Trucking 3D Construction Delivery Simulator

trucking

Trucking 3D is a parking simulation game in which you pick up and deliver construction materials.

In most levels, you are asked to pick up construction material and deliver it.

Different trucks, materials to pick up and scenarios are provided that make the game more enjoyable.

In some missions for instance you are asked to follow a lead truck while you may complete side-quests in others for extra points.

Newsmator

Newsmator is a feed reading application that ships with a selection of feeds from popular newspapers and options to add custom RSS feeds to it.

The main menu lists articles from all feeds that you have added to the application. You may read articles right away or save them to the read later list instead.

Other features include a history to re-read articles, and an option to add articles to the favorites for safe keeping.

Try Windows 10

try-windows10

This is a training application for new Windows 10 users that offers videos for a number of "how-to" topics.

Topics include getting apps, managing photos, browsing the web or personalizing the PC.

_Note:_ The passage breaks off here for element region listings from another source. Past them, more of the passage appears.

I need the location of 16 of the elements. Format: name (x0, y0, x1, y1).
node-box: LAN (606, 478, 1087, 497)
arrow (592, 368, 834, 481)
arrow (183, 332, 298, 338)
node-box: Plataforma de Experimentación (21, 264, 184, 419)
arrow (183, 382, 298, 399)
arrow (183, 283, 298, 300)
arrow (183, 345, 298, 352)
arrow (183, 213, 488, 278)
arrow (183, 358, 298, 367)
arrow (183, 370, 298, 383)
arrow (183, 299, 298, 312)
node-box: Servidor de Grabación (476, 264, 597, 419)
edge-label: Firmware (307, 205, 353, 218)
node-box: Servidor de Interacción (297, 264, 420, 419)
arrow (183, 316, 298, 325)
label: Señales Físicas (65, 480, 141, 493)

Some topics offer more than one video. The browse the web topic for instance lists "search the web quickly" and "read articles distraction-free" as topics.

YuppTV - Live TV, Catch-up, Movies

yupp

The subscription-based service lets you watch South Asian TV channels from anywhere in the world.

It offers live TV, options to replay shows of the past ten days, and access to a selection of movies.

ZUUS Universal

zuus

ZUUS calls itself the "Pandora of music videos". It offers more than 500 channels of non-stop music videos that you can watch for free using the application.

You may tune in to programmed playlists, festivals, or watch music by artists or genres you are interested in.

Halloween Special

Here is a short selection of apps and games for Halloween.

Notable updates

Shazaam has been rebuild for Windows 10. It features Cortana support, a new song page offering lyrics, videos and recommendations, a news feed based on artists that you have discovered using the application, a new lyrics play mode to sing along, and improved accuracy when detecting songs.